Daniel Viglione
Daniel Viglione

Reputation: 9407

Join tables in ActiveRecord Migrations

I was reading the Rails Guides and discovered a new syntax for creating join tables:

class CreateJoinTableCustomerProduct < ActiveRecord::Migration[5.0]
  def change
    create_join_table :customers, :products do |t|
      # t.index [:customer_id, :product_id]
      # t.index [:product_id, :customer_id]
    end
  end
end

Perhaps this helper method create_join_table is new in Rails 5 and generates the appropriate join table in schema.rb. But it is this part that perturbed me:

  # t.index [:customer_id, :product_id]
  # t.index [:product_id, :customer_id]

Typically, if you want to add an index to a column, you do something like this:

add_index :products, :product_id 

But why in this migration are there two indexes, with the same two columns? What is the explanation of this syntax?

Upvotes: 1

Views: 321

Answers (1)

max
max

Reputation: 101811

Database indexes are not limited to a single column.

t.index [:customer_id, :product_id]

Passing an array creates a compound index which indexes the combination of two columns - which is exactly what a join table is.

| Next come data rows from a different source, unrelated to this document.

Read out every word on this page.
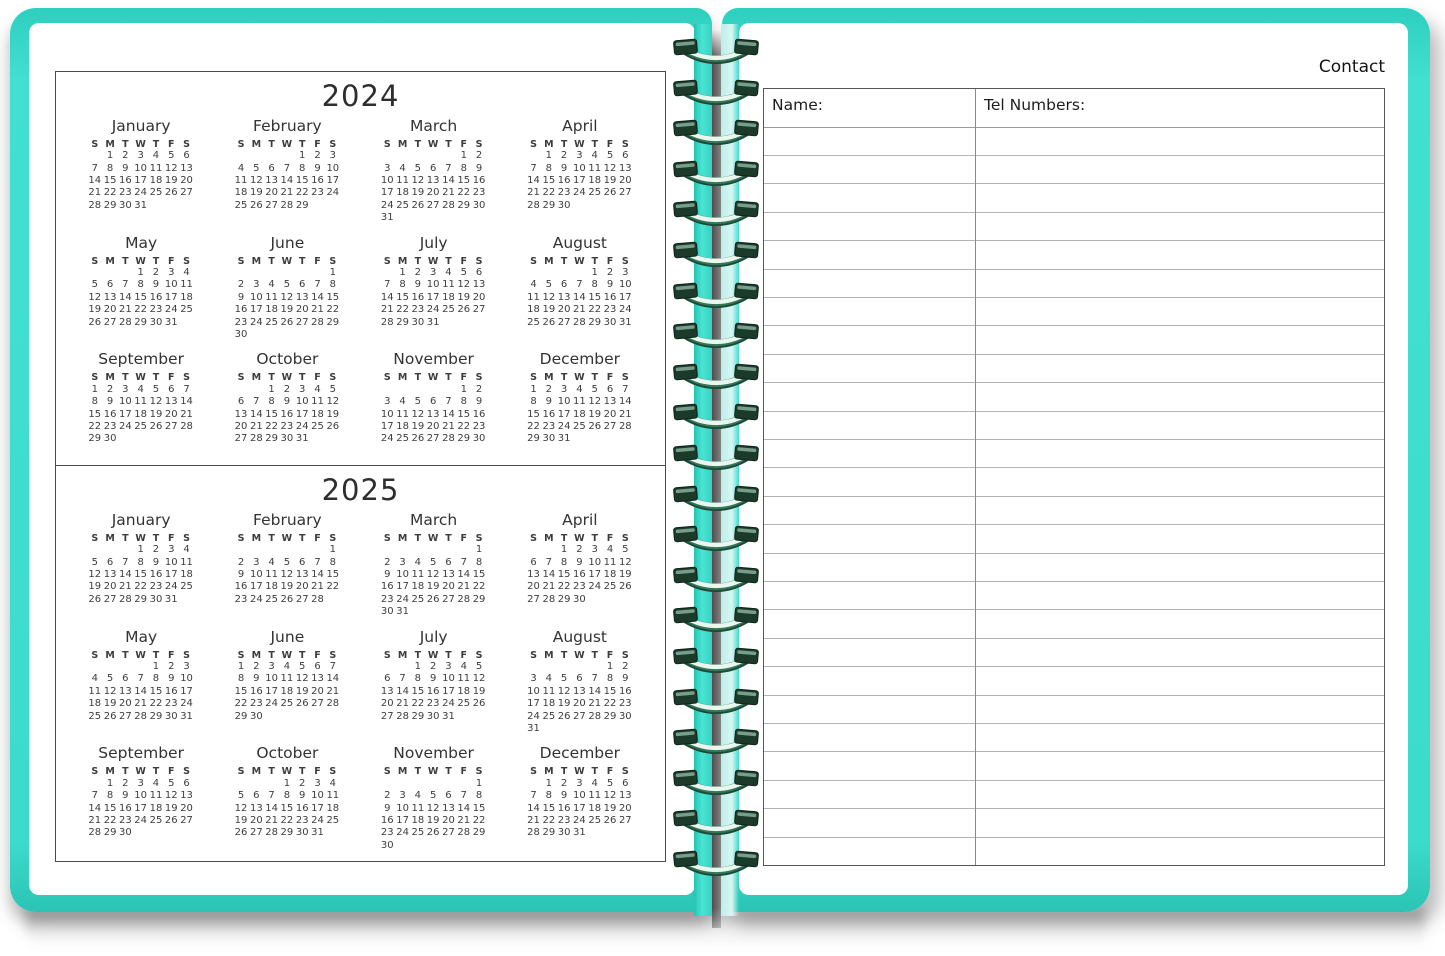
2024
January
S M T W T F S
1 2 3 4 5 6
7 8 9 10 11 12 13
14 15 16 17 18 19 20
21 22 23 24 25 26 27
28 29 30 31
February
S M T W T F S
1 2 3
4 5 6 7 8 9 10
11 12 13 14 15 16 17
18 19 20 21 22 23 24
25 26 27 28 29
March
S M T W T F S
1 2
3 4 5 6 7 8 9
10 11 12 13 14 15 16
17 18 19 20 21 22 23
24 25 26 27 28 29 30
31
April
S M T W T F S
1 2 3 4 5 6
7 8 9 10 11 12 13
14 15 16 17 18 19 20
21 22 23 24 25 26 27
28 29 30
May
S M T W T F S
1 2 3 4
5 6 7 8 9 10 11
12 13 14 15 16 17 18
19 20 21 22 23 24 25
26 27 28 29 30 31
June
S M T W T F S
1
2 3 4 5 6 7 8
9 10 11 12 13 14 15
16 17 18 19 20 21 22
23 24 25 26 27 28 29
30
July
S M T W T F S
1 2 3 4 5 6
7 8 9 10 11 12 13
14 15 16 17 18 19 20
21 22 23 24 25 26 27
28 29 30 31
August
S M T W T F S
1 2 3
4 5 6 7 8 9 10
11 12 13 14 15 16 17
18 19 20 21 22 23 24
25 26 27 28 29 30 31
September
S M T W T F S
1 2 3 4 5 6 7
8 9 10 11 12 13 14
15 16 17 18 19 20 21
22 23 24 25 26 27 28
29 30
October
S M T W T F S
1 2 3 4 5
6 7 8 9 10 11 12
13 14 15 16 17 18 19
20 21 22 23 24 25 26
27 28 29 30 31
November
S M T W T F S
1 2
3 4 5 6 7 8 9
10 11 12 13 14 15 16
17 18 19 20 21 22 23
24 25 26 27 28 29 30
December
S M T W T F S
1 2 3 4 5 6 7
8 9 10 11 12 13 14
15 16 17 18 19 20 21
22 23 24 25 26 27 28
29 30 31
2025
January
S M T W T F S
1 2 3 4
5 6 7 8 9 10 11
12 13 14 15 16 17 18
19 20 21 22 23 24 25
26 27 28 29 30 31
February
S M T W T F S
1
2 3 4 5 6 7 8
9 10 11 12 13 14 15
16 17 18 19 20 21 22
23 24 25 26 27 28
March
S M T W T F S
1
2 3 4 5 6 7 8
9 10 11 12 13 14 15
16 17 18 19 20 21 22
23 24 25 26 27 28 29
30 31
April
S M T W T F S
1 2 3 4 5
6 7 8 9 10 11 12
13 14 15 16 17 18 19
20 21 22 23 24 25 26
27 28 29 30
May
S M T W T F S
1 2 3
4 5 6 7 8 9 10
11 12 13 14 15 16 17
18 19 20 21 22 23 24
25 26 27 28 29 30 31
June
S M T W T F S
1 2 3 4 5 6 7
8 9 10 11 12 13 14
15 16 17 18 19 20 21
22 23 24 25 26 27 28
29 30
July
S M T W T F S
1 2 3 4 5
6 7 8 9 10 11 12
13 14 15 16 17 18 19
20 21 22 23 24 25 26
27 28 29 30 31
August
S M T W T F S
1 2
3 4 5 6 7 8 9
10 11 12 13 14 15 16
17 18 19 20 21 22 23
24 25 26 27 28 29 30
31
September
S M T W T F S
1 2 3 4 5 6
7 8 9 10 11 12 13
14 15 16 17 18 19 20
21 22 23 24 25 26 27
28 29 30
October
S M T W T F S
1 2 3 4
5 6 7 8 9 10 11
12 13 14 15 16 17 18
19 20 21 22 23 24 25
26 27 28 29 30 31
November
S M T W T F S
1
2 3 4 5 6 7 8
9 10 11 12 13 14 15
16 17 18 19 20 21 22
23 24 25 26 27 28 29
30
December
S M T W T F S
1 2 3 4 5 6
7 8 9 10 11 12 13
14 15 16 17 18 19 20
21 22 23 24 25 26 27
28 29 30 31
Contact
Name:	Tel Numbers:
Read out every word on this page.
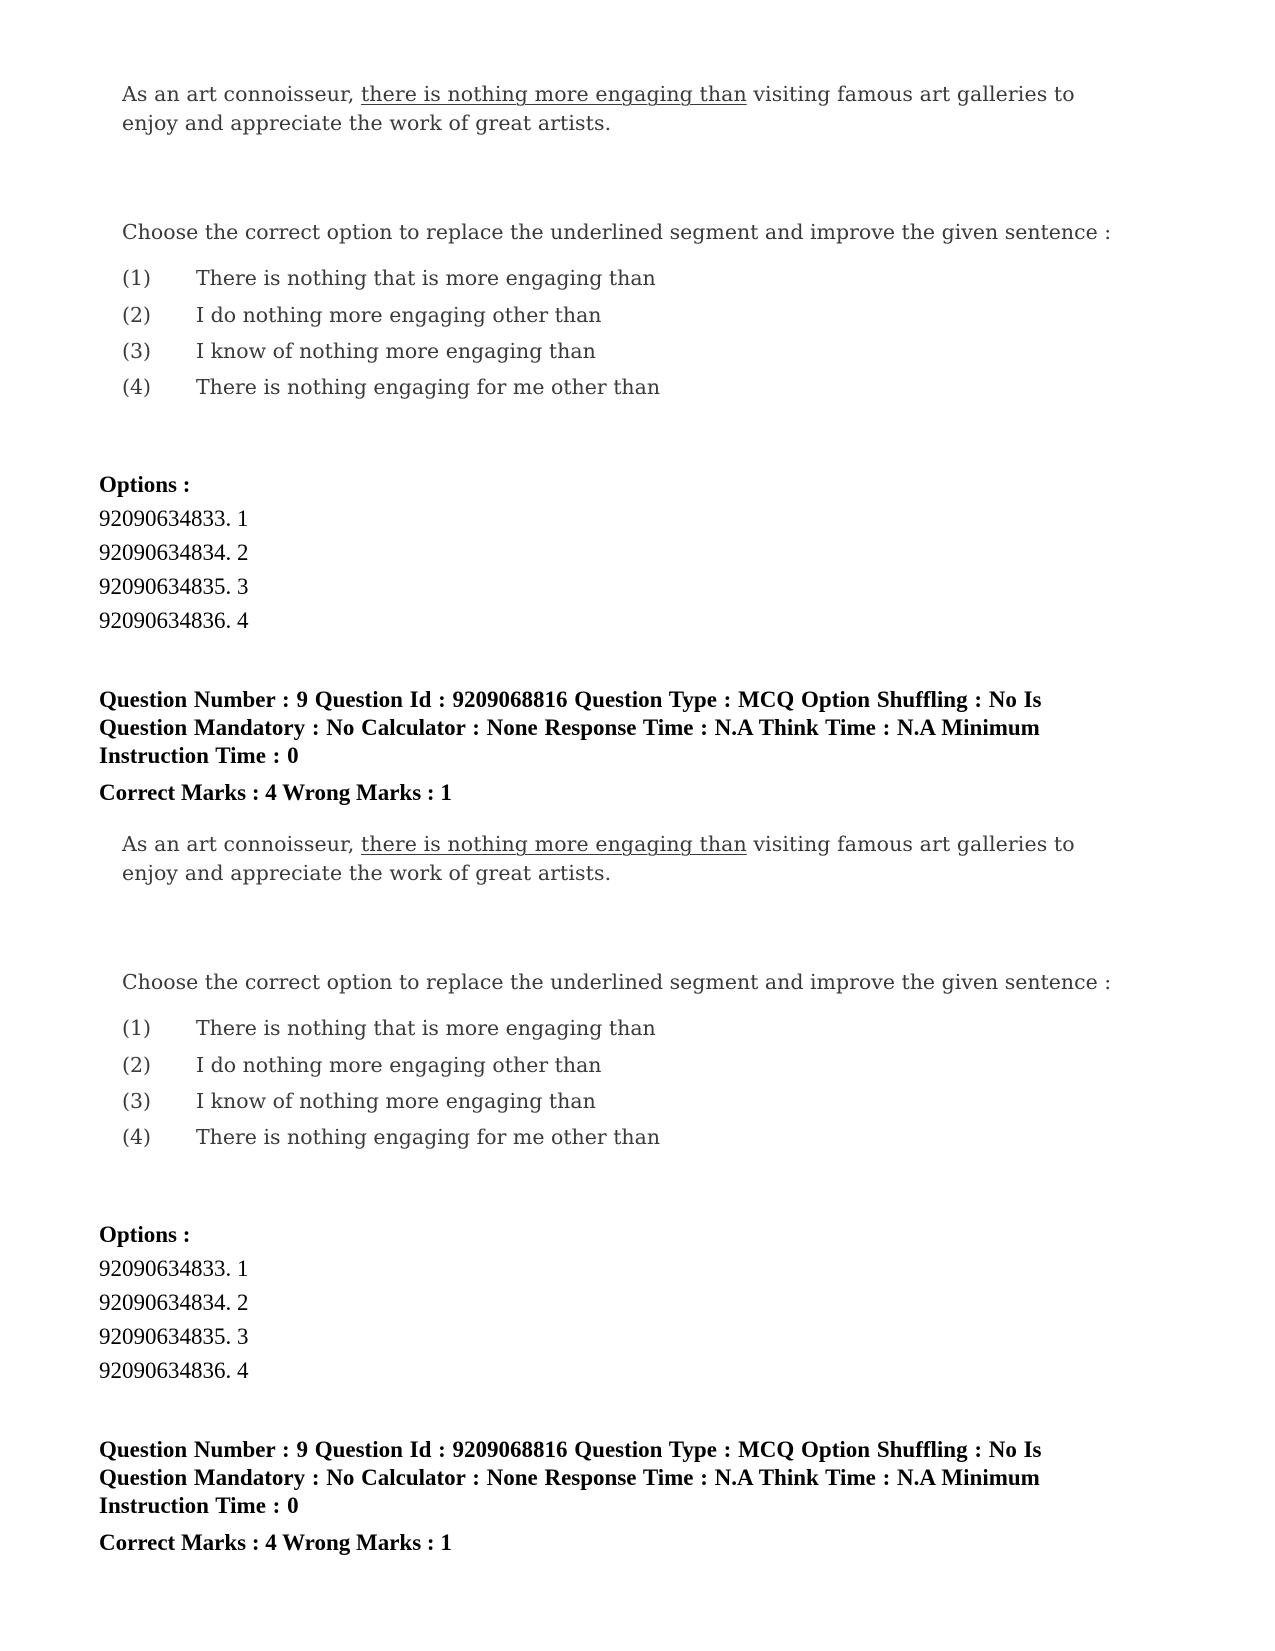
As an art connoisseur, there is nothing more engaging than visiting famous art galleries to enjoy and appreciate the work of great artists.
Choose the correct option to replace the underlined segment and improve the given sentence :
(1) There is nothing that is more engaging than
(2) I do nothing more engaging other than
(3) I know of nothing more engaging than
(4) There is nothing engaging for me other than
Options :
92090634833. 1
92090634834. 2
92090634835. 3
92090634836. 4
Question Number : 9 Question Id : 9209068816 Question Type : MCQ Option Shuffling : No Is Question Mandatory : No Calculator : None Response Time : N.A Think Time : N.A Minimum Instruction Time : 0
Correct Marks : 4 Wrong Marks : 1
As an art connoisseur, there is nothing more engaging than visiting famous art galleries to enjoy and appreciate the work of great artists.
Choose the correct option to replace the underlined segment and improve the given sentence :
(1) There is nothing that is more engaging than
(2) I do nothing more engaging other than
(3) I know of nothing more engaging than
(4) There is nothing engaging for me other than
Options :
92090634833. 1
92090634834. 2
92090634835. 3
92090634836. 4
Question Number : 9 Question Id : 9209068816 Question Type : MCQ Option Shuffling : No Is Question Mandatory : No Calculator : None Response Time : N.A Think Time : N.A Minimum Instruction Time : 0
Correct Marks : 4 Wrong Marks : 1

This can for example be used to enforce the uniqueness of a combination of values:

t.index [:user_id, :coupon_id], unique: true

Or just speed up queries.

The reason Rails creates two seperate indexes:

# t.index [:customer_id, :product_id]
# t.index [:product_id, :customer_id]

Is that the order actually matters for performance - a grossly simplefied rule of thumb for b-tree indexes is that you should place the most selective column first. You are supposed to choose the best compound index for your use case.